30.03.2007
Neulich abends war ich bei der Tanzstunde in der Volkshochschule. Ich war die erste, die gekommen war. Die Stunde beginnt immer um viertel nach acht und es war kurz nach acht. Von der Kung Fu Schule war ich es immer gewohnt, rechtzeitig, d.h. um einiges früher zu kommen, einfach um konzentriert zu sein, wenn die Stunde beginnt.
Die Räumlichkeiten vor dem Tanz- und Gymnastikraum, die sich in einem modernen, mehrgeschossigen Mehrzweckgebäude befinden, wo auch andere Seminarräume und eine grosse Bibliothek untergebracht sind, sind recht ungastlich. Die Umkleiden für zwanzig Personen sind winzig. Man drängelt sich vor die schmalen, grünen Spindtüren, die in zwei Reihen einander gegenüberliegen und vor denen jeweils auch eine Bank aus Holzlatten angebracht ist.
Somit öffnet sich dieser winzige Raum in eben noch winzigere Spind-Räume, in die man seine Kleidung verschwinden lassen kann. Die Gebrauchsspuren im Inneren der Spinds sind nicht direkt vertrauenerweckend. Man kann bei dem Sparoberlicht im Raum nicht so richtig unterscheiden zwischen Rutschkratzspuren im Lack oder Dreckrutschspuren. Man weiss nicht so genau, was Schmutzflecken, Erdkrumen, Staub- und Wollmäuse und was Rost- bzw. Lackschäden und Gebrauchsspuren sind.

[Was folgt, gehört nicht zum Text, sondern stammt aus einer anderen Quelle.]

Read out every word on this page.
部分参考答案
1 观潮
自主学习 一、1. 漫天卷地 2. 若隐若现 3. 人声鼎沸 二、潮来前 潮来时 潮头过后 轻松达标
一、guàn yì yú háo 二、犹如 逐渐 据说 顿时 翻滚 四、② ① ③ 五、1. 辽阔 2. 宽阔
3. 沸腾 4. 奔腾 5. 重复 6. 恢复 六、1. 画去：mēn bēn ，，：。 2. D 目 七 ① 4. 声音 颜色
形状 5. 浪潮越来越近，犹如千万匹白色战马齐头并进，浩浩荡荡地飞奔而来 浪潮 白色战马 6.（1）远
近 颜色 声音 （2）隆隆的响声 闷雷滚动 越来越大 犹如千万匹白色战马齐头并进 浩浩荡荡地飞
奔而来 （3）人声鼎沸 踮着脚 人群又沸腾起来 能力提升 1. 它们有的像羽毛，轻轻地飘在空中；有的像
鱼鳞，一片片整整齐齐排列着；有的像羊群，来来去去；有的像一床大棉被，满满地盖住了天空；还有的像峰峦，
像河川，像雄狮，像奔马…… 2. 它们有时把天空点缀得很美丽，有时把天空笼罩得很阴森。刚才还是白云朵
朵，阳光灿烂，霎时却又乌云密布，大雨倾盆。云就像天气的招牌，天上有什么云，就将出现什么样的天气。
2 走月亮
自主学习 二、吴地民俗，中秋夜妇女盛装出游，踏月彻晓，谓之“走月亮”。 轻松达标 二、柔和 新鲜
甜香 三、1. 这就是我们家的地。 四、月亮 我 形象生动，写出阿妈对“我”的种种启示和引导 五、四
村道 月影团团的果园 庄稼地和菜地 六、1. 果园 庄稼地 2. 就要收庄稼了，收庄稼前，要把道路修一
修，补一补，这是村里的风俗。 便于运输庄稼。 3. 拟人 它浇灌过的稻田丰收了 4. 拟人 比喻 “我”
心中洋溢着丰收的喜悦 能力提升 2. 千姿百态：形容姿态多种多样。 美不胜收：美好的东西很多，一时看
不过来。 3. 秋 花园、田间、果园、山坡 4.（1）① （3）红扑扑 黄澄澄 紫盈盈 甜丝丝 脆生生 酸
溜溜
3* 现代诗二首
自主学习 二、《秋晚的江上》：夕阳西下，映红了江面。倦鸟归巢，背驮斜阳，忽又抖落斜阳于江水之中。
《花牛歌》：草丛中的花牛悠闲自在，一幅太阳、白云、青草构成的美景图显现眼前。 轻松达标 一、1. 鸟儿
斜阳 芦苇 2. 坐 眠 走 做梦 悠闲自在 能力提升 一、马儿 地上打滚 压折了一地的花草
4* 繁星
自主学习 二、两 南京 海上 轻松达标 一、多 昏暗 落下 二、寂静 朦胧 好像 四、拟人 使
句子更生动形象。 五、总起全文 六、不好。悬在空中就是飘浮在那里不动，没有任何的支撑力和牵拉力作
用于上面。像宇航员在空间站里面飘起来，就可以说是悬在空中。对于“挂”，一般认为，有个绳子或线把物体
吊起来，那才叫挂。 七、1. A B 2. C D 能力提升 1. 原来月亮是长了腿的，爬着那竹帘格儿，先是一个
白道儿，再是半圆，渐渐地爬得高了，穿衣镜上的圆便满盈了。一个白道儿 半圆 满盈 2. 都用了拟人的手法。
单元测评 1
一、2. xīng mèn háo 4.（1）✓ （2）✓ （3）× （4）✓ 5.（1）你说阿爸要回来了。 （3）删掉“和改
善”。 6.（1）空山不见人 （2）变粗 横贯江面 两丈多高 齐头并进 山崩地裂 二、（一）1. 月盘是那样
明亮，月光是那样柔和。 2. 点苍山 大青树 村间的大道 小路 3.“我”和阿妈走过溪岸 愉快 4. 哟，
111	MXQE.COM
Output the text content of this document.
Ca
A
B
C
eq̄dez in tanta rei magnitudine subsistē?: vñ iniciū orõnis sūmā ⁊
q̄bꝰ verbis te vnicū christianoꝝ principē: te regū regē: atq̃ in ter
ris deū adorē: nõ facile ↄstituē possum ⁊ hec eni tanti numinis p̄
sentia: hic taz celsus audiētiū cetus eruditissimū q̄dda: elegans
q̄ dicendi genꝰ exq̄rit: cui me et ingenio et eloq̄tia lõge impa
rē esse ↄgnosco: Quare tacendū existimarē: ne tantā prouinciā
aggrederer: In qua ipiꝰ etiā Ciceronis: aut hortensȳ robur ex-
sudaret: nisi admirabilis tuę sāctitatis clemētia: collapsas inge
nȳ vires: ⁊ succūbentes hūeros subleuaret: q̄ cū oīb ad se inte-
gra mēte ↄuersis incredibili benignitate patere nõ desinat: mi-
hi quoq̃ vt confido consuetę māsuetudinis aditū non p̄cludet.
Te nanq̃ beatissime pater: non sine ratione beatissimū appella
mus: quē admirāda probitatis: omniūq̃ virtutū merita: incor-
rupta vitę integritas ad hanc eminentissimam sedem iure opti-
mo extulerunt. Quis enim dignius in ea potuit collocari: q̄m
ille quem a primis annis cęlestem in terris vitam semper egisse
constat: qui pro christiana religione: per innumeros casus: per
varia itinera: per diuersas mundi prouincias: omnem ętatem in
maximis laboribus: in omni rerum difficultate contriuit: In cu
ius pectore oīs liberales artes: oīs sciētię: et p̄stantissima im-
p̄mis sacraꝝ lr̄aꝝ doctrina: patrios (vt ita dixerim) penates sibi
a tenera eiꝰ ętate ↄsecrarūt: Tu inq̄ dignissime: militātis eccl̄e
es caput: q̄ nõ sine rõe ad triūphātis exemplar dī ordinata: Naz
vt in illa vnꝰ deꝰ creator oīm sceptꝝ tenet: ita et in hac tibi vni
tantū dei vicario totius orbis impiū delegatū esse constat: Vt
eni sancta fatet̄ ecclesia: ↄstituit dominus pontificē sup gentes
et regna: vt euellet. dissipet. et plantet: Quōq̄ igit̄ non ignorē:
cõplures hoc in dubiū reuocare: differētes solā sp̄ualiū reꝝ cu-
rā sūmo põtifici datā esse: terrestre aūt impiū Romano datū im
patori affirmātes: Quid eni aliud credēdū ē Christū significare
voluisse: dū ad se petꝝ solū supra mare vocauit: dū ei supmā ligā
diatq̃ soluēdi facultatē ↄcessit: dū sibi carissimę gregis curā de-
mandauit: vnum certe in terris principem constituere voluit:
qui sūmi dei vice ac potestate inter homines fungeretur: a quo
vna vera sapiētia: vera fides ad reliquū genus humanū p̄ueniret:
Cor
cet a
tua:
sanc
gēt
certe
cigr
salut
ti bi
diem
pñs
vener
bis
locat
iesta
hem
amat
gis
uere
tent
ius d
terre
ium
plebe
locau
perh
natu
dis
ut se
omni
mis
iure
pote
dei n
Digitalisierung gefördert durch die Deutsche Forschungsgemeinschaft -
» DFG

Auch ist es wenig verlockend den Kopf in einen Spind reinzustecken (der Gedanke allein, den Kopf im Spind einzuklemmen, hält mich davon ab – könnte ja einer kommen und von hinten nachschieben… Zu viele im Märchen sind kopfüber und eh sich sich versahen im Backofen gelandet.), um dem Inneren eines Spinds genauer nachzuschnüffeln. Und dies blos, um sich dann besser entscheiden zu können, ob man diesen benutzt oder doch lieber einen anderen, den man dann auf die gleiche Art noch einmal untersuchen muss. Mir reicht es völlig, wenn ich für anderthalb Stunden auf gut Glück meine Kleidung da einsperre. Also stecke ich meine Sachen rein und hoffe, dass alles gut geht.
Das Innere der Spinds sieht nicht so aus, als würde dort wenigstens ab und zu mal gewischt. Eine solche Dienstleistung kann sich im Augenblick eh’ niemand hier in Deutschland leisten. Schon rein atmosphärisch nicht. Das würde nicht zur neuen Armut – vor allem auf dem kulturellen Sektor des Breitensports – passen. Da wird gespart, das ist schon in der Bauweise abzulesen und auch niemand anders ist befugt, diese Dinge zu tun. Man ist es ja gewöhnt, dass andere Leute befugt sind, die Räume sauberzuhalten und ausserdem ist der Gedanke, mit einem Putzlappen zur Tanzstunde zu kommen und mit einem feuchten Lappen auch wieder zurückzufahren doch eher ungewohnt. Sagen wir mal, es fühlt sich merkwürdig an.
Also stecke ich anstatt zu putzen meine Kleidung mit einem etwas komischen Gefühl in den Spind und hoffe immer, dass mir keine undefinierbaren Geruchsschwaden entgegenkommen. Ich meine ich bin dem Spindinneren gegenüber immer ziemlich misstrauisch. Und das war schon immer so. Egal ob in Schwimmbädern – da ganz besonders – oder vor Sporthallen.
Was weiss denn ich, wer die Vorherbenutzer waren und was denen so eingefallen ist? Ich habe beim letzten Mal den Vorzug von Kleiderbügeln entdeckt. Da ist die Berührungsoberfläche zwischen Kleidungsstücken und Spind auf ein Minimum reduziert.
Wenn kein Kleiderbügel da ist, knubbele meine Kleidung so zusammen, dass ich sie meinem kleinen Rucksack wie eine Mütze aufsetzen kann. Mein Rucksack ist dann so etwas wie vertrauenerweckendes Heimatgebiet. So etwas wie ein eigenes Kopfkissen. Da weiss ich dann wenigstens, wo der war und was der erlebt hat und ob ich den besudelt habe oder nicht. Wenn ich meine Kleider auf meinen Rucksack stapele, dann habe ich kein komisches Gefühl.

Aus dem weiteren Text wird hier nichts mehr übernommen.